As head of Kandahar's provincial council, Ahmad Wali Karzai wields considerable power in the southern Afghan city, birthplace of the Taliban and focus of U.S. and NATO operations in coming months.
The commander of NATO troops in southern Afghanistan said his strategy included building up the role of Kandahar's governor, Tooryalai Wesa. But this requires in part that Ahmad Wali Karzai and his provincial council agree to step back.
"We will very much judge success by the extent to which that balance switches," British Major General Nick Carter told Pentagon reporters via video conference from Kandahar.
Carter said the goal was to see that "the queue outside the governor's office goes up and the queue outside the provincial council's office goes down."

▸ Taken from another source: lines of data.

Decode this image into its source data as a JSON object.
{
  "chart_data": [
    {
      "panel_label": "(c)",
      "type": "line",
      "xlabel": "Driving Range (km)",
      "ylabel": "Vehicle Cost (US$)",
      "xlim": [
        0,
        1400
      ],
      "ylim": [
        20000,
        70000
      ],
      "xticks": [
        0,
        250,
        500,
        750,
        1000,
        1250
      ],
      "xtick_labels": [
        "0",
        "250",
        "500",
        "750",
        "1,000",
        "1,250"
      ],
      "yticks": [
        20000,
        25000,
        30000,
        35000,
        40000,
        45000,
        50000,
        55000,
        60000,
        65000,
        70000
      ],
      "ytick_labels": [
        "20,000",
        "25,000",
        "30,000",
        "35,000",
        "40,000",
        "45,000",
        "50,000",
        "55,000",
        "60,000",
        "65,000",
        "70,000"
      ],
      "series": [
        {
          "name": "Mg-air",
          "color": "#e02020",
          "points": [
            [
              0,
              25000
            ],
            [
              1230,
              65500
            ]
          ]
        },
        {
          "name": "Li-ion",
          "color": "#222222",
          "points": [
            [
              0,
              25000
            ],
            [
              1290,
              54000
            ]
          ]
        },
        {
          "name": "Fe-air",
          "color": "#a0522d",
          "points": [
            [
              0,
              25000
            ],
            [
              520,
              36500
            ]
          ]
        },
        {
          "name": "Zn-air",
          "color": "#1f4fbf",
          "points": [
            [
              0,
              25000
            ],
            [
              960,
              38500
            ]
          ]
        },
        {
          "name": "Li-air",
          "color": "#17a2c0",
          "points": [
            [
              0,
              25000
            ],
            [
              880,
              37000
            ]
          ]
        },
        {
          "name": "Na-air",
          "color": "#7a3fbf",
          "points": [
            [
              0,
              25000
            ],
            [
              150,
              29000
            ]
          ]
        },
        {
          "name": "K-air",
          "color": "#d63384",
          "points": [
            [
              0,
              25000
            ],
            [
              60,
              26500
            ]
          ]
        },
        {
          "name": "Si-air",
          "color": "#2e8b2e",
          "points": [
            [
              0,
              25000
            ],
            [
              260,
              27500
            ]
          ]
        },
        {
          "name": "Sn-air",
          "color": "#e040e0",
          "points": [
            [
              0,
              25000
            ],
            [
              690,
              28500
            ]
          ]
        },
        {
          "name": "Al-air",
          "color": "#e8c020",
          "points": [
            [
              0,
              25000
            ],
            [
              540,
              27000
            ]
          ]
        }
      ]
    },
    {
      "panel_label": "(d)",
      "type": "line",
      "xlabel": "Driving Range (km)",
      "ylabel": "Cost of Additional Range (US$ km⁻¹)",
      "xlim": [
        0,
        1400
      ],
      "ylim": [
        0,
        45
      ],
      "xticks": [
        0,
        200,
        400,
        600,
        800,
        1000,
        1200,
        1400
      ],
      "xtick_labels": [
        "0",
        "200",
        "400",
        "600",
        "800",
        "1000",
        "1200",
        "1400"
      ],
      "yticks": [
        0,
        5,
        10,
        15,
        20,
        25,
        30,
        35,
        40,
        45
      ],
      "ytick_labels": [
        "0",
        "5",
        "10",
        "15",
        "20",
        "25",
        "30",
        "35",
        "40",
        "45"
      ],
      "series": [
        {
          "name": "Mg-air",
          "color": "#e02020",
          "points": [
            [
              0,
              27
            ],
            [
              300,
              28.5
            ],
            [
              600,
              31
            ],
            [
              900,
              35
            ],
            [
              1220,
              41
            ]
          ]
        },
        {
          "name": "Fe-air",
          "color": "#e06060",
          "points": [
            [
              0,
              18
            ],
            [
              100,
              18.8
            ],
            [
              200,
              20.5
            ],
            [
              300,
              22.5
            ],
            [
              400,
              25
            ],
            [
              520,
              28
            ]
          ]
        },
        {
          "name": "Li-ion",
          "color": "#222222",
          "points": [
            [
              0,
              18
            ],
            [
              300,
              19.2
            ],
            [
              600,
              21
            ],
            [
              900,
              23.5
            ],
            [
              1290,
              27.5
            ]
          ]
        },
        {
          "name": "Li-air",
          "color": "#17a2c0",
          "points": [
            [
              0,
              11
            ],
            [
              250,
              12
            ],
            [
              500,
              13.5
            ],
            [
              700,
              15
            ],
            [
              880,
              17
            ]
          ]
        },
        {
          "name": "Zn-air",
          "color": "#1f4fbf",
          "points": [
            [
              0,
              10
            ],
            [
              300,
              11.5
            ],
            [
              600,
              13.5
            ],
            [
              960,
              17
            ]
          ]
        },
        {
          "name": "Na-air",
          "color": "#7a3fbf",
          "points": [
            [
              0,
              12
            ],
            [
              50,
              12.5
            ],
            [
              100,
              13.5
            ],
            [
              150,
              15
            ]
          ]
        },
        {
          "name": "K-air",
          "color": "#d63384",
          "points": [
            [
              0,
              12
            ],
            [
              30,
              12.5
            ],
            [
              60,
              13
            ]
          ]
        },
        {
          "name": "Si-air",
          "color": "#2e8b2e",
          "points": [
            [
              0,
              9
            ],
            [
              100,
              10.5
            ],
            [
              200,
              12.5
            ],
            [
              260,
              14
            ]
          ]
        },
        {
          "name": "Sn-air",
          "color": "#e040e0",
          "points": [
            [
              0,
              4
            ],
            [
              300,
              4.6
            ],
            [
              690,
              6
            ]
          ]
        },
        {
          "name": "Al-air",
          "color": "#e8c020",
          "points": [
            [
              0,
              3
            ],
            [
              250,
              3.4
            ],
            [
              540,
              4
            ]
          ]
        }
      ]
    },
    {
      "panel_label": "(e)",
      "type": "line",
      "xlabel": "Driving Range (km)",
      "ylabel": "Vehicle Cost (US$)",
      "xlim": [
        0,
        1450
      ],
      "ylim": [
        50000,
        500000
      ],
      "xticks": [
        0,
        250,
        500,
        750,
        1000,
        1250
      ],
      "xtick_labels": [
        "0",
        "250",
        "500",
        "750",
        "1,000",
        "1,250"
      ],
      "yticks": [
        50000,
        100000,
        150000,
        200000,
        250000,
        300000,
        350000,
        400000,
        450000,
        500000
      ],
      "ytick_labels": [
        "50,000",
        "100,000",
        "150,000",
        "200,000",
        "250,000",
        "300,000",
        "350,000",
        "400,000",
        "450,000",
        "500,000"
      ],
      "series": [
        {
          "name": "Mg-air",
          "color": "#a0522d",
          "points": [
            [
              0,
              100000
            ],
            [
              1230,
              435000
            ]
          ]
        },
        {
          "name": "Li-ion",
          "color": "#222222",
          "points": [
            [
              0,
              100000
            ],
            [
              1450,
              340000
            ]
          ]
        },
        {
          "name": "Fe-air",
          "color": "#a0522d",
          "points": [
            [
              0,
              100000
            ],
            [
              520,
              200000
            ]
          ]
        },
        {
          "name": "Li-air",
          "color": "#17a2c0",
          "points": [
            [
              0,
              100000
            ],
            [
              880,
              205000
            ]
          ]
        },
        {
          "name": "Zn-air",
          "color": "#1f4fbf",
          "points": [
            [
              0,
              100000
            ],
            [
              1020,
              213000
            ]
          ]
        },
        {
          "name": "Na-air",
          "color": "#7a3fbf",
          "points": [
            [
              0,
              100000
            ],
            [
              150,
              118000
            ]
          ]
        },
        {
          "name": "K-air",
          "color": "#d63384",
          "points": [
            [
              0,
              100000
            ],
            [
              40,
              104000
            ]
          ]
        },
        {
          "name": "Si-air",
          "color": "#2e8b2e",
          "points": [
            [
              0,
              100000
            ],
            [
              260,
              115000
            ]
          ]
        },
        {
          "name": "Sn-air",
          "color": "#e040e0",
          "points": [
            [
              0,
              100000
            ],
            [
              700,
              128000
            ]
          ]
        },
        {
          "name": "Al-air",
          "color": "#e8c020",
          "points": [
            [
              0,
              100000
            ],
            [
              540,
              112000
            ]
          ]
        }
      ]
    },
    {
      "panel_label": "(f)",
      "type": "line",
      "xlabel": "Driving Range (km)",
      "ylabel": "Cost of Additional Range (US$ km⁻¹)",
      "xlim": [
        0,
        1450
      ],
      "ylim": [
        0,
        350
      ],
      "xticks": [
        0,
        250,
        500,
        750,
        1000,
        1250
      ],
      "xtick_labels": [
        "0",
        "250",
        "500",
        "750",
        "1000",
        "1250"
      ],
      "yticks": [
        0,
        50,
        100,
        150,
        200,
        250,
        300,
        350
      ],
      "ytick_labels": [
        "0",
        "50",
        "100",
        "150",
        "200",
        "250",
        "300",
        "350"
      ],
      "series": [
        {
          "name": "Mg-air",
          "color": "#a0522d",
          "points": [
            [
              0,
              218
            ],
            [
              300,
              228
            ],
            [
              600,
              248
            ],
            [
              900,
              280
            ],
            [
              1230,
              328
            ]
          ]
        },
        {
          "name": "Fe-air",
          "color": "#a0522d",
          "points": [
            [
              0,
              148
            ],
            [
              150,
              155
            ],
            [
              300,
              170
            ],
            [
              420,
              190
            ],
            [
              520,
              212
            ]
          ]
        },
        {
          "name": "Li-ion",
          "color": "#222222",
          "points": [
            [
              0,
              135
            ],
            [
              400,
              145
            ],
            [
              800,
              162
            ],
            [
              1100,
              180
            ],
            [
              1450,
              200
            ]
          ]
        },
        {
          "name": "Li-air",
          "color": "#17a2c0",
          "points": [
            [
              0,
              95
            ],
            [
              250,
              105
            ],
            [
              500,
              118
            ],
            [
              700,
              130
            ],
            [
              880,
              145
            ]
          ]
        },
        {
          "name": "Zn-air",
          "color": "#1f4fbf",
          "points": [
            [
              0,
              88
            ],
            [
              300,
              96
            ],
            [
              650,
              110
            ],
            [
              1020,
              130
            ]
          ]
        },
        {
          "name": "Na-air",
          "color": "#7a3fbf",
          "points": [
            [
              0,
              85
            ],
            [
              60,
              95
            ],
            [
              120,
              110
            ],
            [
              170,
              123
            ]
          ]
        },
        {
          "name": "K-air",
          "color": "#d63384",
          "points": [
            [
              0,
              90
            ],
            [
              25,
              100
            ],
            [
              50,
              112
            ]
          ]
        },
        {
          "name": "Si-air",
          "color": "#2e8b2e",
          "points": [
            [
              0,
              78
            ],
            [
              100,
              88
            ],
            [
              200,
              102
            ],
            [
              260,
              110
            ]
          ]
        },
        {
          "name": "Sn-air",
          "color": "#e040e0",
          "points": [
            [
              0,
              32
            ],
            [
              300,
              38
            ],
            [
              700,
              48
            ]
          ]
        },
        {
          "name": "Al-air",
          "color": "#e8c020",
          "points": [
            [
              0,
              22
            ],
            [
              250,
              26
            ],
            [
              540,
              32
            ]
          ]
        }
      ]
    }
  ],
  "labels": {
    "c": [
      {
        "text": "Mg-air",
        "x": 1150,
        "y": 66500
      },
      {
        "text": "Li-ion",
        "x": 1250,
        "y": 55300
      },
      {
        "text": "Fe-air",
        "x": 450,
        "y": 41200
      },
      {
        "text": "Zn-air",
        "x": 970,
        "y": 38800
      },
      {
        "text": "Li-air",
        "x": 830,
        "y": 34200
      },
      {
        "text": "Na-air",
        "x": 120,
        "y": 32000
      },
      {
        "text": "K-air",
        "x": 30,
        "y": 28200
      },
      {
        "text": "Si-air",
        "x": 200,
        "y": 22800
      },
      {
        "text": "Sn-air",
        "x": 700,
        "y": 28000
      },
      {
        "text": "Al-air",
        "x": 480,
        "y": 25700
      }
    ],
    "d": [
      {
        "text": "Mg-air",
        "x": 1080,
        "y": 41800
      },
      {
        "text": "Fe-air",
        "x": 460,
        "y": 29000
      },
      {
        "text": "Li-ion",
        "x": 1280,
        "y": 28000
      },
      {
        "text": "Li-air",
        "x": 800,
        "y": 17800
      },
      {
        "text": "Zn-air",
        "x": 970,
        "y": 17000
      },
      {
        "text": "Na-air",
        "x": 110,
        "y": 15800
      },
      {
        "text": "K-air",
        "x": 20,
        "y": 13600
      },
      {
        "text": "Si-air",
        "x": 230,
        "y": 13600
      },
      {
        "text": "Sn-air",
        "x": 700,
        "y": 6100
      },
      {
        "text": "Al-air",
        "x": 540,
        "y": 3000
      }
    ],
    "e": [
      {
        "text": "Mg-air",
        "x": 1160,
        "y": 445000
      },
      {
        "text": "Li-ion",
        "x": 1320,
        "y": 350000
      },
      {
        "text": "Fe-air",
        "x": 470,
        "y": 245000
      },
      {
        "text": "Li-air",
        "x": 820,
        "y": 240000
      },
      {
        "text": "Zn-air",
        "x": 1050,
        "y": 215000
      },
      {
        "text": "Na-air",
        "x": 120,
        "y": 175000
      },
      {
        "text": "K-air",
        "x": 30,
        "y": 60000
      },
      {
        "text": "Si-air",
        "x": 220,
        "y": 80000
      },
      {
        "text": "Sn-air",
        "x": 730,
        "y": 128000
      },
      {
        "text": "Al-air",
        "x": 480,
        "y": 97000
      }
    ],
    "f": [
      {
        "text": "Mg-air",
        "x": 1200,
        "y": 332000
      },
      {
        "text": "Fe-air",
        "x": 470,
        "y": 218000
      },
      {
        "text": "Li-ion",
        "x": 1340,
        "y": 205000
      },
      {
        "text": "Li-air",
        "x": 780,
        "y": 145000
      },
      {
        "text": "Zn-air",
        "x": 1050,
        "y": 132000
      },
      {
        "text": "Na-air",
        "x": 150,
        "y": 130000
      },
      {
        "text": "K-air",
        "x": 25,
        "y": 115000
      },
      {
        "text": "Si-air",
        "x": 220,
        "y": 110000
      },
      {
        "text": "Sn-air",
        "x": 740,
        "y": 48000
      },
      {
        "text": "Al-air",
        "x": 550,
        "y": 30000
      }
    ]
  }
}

"The key to this is if you make it clear to (Ahmad Wali Karzai) that it's the governor who is going to govern. So I think he will increasingly stand out of the way and allow the governor to do that governing. And that is the strategy that we're encouraging."
Cooperation by Ahmad Wali Karzai could be critical to the Kandahar campaign, a potential turning point in a nearly nine-year-old war. Carter said early indications were that he was "creating the space for the governor to fill."
Ahmad Wali Karzai has been accused of amassing a vast fortune in the drugs trade, intimidating rivals and having links to the CIA -- charges he denies.
The NATO commander appeared to take Ahmad Wali Karzai at his word that he was committed to public service.
"He would tell you -- and he's either a candidate for an Oscar or he's the most maligned man in Afghanistan -- that he is trying to help his country, that he's trying to help us, and he's trying to help his people," Carter said.
U.S. officials have raised concerns in the past that Ahmad Wali Karzai could complicate efforts to win over the population and supplant the Taliban.
Carter said Kandahar's provincial governor Wesa was engaging directly with the population and working with mayors and district-level governors to build "representative governance from the bottom up."
"He will draw strength from that relationship and that will be give him authority," he said.
But he acknowledged that Wesa's capabilities were limited by a lack of staff. It would be crucial that Kabul "rolls out more civil servants and bureaucrats to work for him," he said.
Wesa's relationship Ahmad Wali Karzai will be closely watched, given that U.S. commanders and Afghan leaders have stressed the planned offensive's political aim to extend the reach of the Afghan state.
They have played down the likelihood of heavy fighting in the city, the largest in Afghanistan's south.